No WHT is imposed on dividends paid to a resident company, so the recent amendment does not have impact on profit distributions from a resident company to another resident company.
The law implementing Pillar Two rules enters into effect
The law number 7524 introducing implementation of the Pillar Two rules appeared in the Official Gazette of 2 August 2024. Similar to the Organisation for Economic Co-operation and Development (OECD) Model Rules and the Pillar Two Directive, the Turkish Pillar Two legislation will apply to constituent entities that are members of a multinational enterprise (MNE) group that has annual revenue of Turkish equivalent of 750 million euros (EUR) or more in the consolidated financial statements of the ultimate parent company in at least two of the four fiscal years immediately preceding the tested fiscal year.

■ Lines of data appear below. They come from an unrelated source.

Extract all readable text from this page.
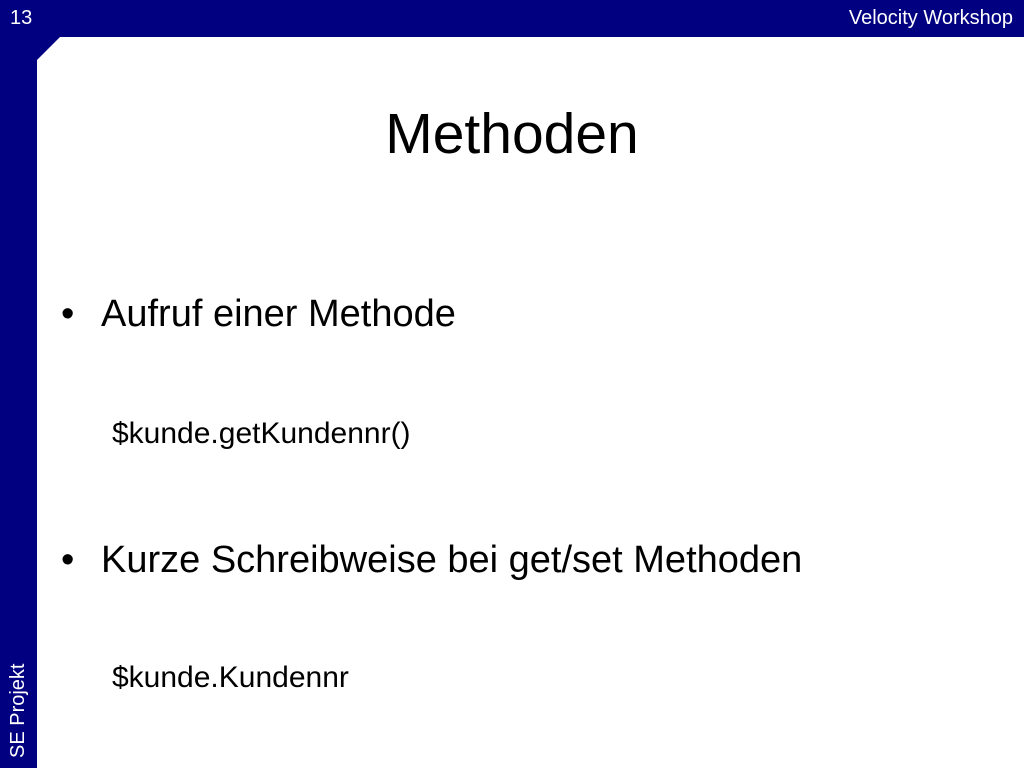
13	Velocity Workshop
SE Projekt
Methoden
• Aufruf einer Methode
$kunde.getKundennr()
• Kurze Schreibweise bei get/set Methoden
$kunde.Kundennr
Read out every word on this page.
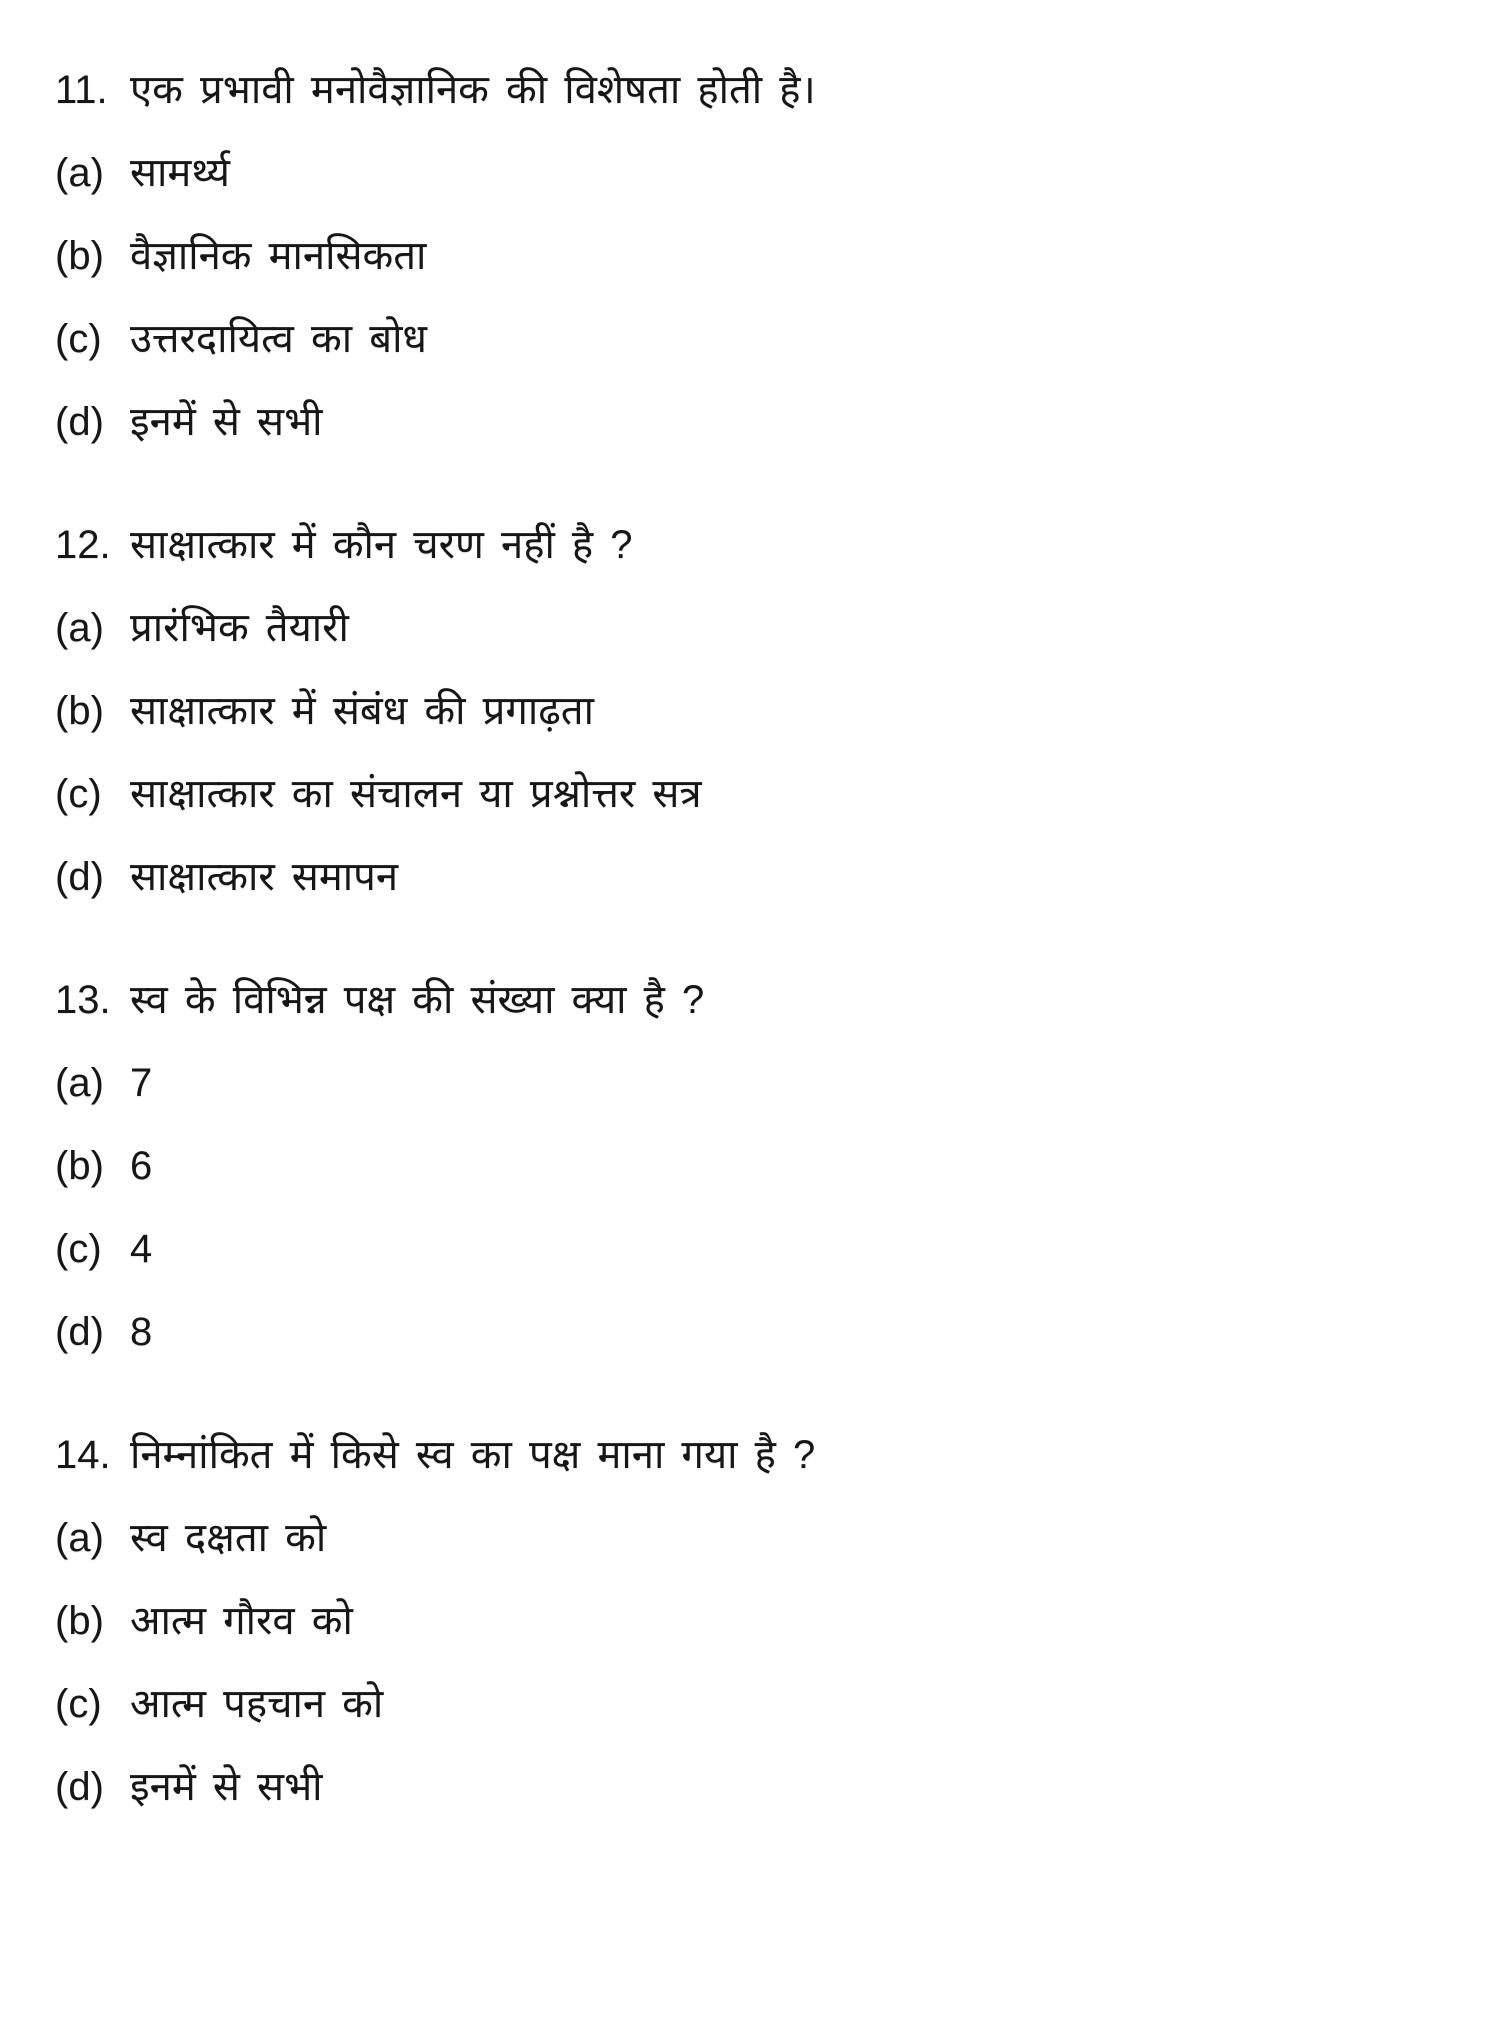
11. एक प्रभावी मनोवैज्ञानिक की विशेषता होती है।
(a) सामर्थ्य
(b) वैज्ञानिक मानसिकता
(c) उत्तरदायित्व का बोध
(d) इनमें से सभी
12. साक्षात्कार में कौन चरण नहीं है ?
(a) प्रारंभिक तैयारी
(b) साक्षात्कार में संबंध की प्रगाढ़ता
(c) साक्षात्कार का संचालन या प्रश्नोत्तर सत्र
(d) साक्षात्कार समापन
13. स्व के विभिन्न पक्ष की संख्या क्या है ?
(a) 7
(b) 6
(c) 4
(d) 8
14. निम्नांकित में किसे स्व का पक्ष माना गया है ?
(a) स्व दक्षता को
(b) आत्म गौरव को
(c) आत्म पहचान को
(d) इनमें से सभी
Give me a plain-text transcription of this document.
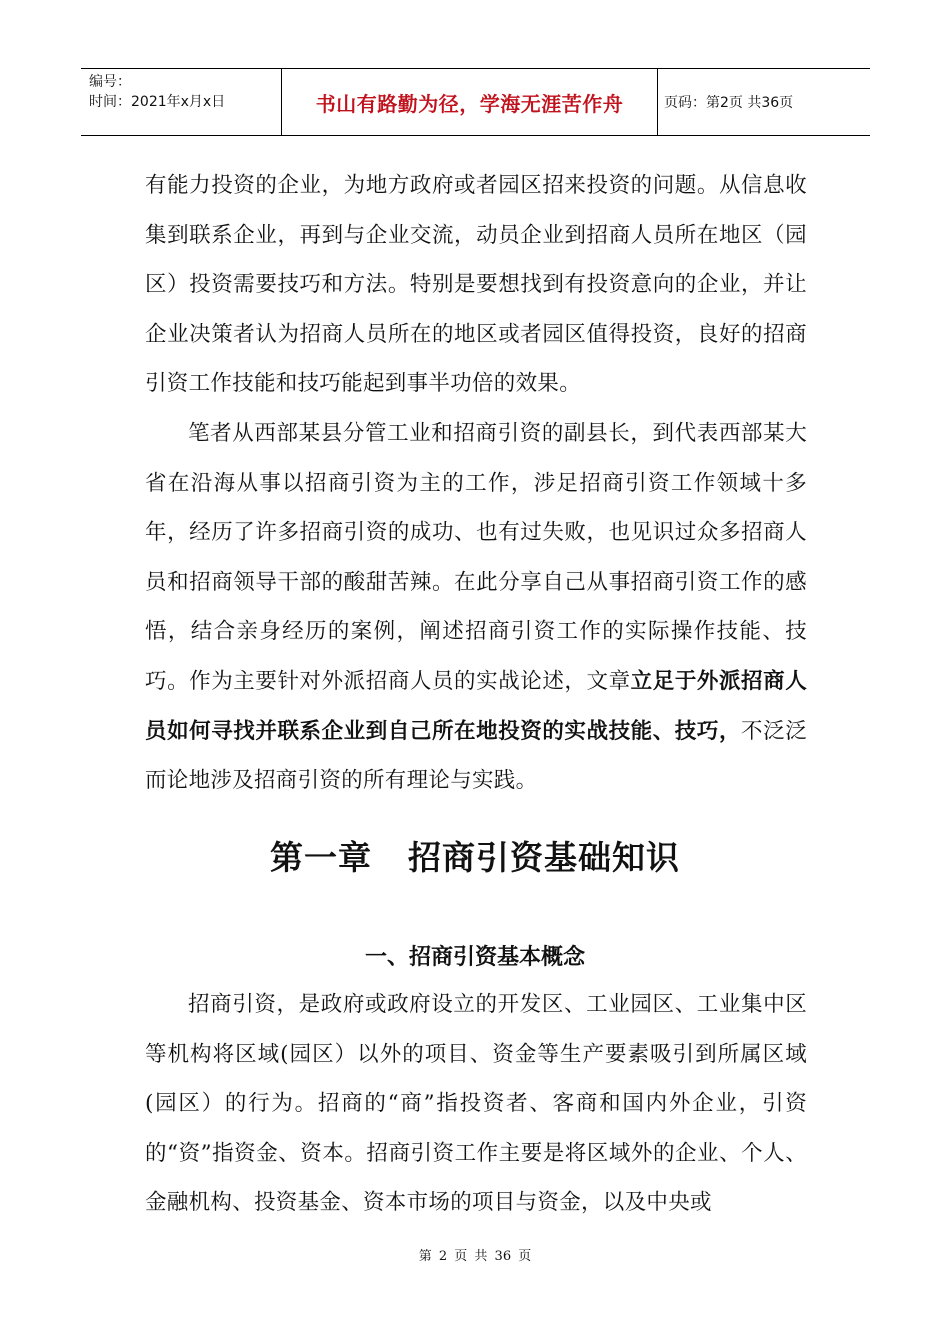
编号：
时间：2021年x月x日	书山有路勤为径，学海无涯苦作舟	页码：第2页 共36页

有能力投资的企业，为地方政府或者园区招来投资的问题。从信息收集到联系企业，再到与企业交流，动员企业到招商人员所在地区（园区）投资需要技巧和方法。特别是要想找到有投资意向的企业，并让企业决策者认为招商人员所在的地区或者园区值得投资，良好的招商引资工作技能和技巧能起到事半功倍的效果。

笔者从西部某县分管工业和招商引资的副县长，到代表西部某大省在沿海从事以招商引资为主的工作，涉足招商引资工作领域十多年，经历了许多招商引资的成功、也有过失败，也见识过众多招商人员和招商领导干部的酸甜苦辣。在此分享自己从事招商引资工作的感悟，结合亲身经历的案例，阐述招商引资工作的实际操作技能、技巧。作为主要针对外派招商人员的实战论述，文章立足于外派招商人员如何寻找并联系企业到自己所在地投资的实战技能、技巧，不泛泛而论地涉及招商引资的所有理论与实践。

第一章 招商引资基础知识
一、招商引资基本概念

招商引资，是政府或政府设立的开发区、工业园区、工业集中区等机构将区域(园区）以外的项目、资金等生产要素吸引到所属区域(园区）的行为。招商的“商”指投资者、客商和国内外企业，引资的“资”指资金、资本。招商引资工作主要是将区域外的企业、个人、金融机构、投资基金、资本市场的项目与资金，以及中央或

第 2 页 共 36 页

In general, the Turkish Pillar Two provisions do not differ significantly from the European Union (EU) Minimum Tax Directive. Very briefly, the Turkish Pillar Two regulations introduce the global minimum top-up taxation rules by providing for the main interlocking measures, i.e. the Income Inclusion Rule (IIR) and the Undertaxed Payment Rule (UTPR) as well as a Qualifying Domestic Minimum Top-Up Tax (QDMTT) under the safe-harbour OECD standards. The new rules are effective for fiscal years starting from 1 January 2024, except for the UTPR provisions, which apply to fiscal years starting from 1 January 2025.
Implementation of a domestic minimum corporate tax regime
Law number 7524, published in the Official Gazette on 2 August 2024, introduces a domestic minimum tax regime that aims to ensure the corporate tax is not less than 10% of corporate income before certain exemptions and deductions. Under the new rule, the corporate taxpayers will compute their tax liability under both the standard regime (i.e. 25% tax on taxable income after deductions and exemptions) and under a parallel regime (i.e. 10% tax on taxable income before certain deductions and exemptions). The larger amount is then payable. The domestic minimum tax regime will apply to fiscal years starting from 1 January 2025.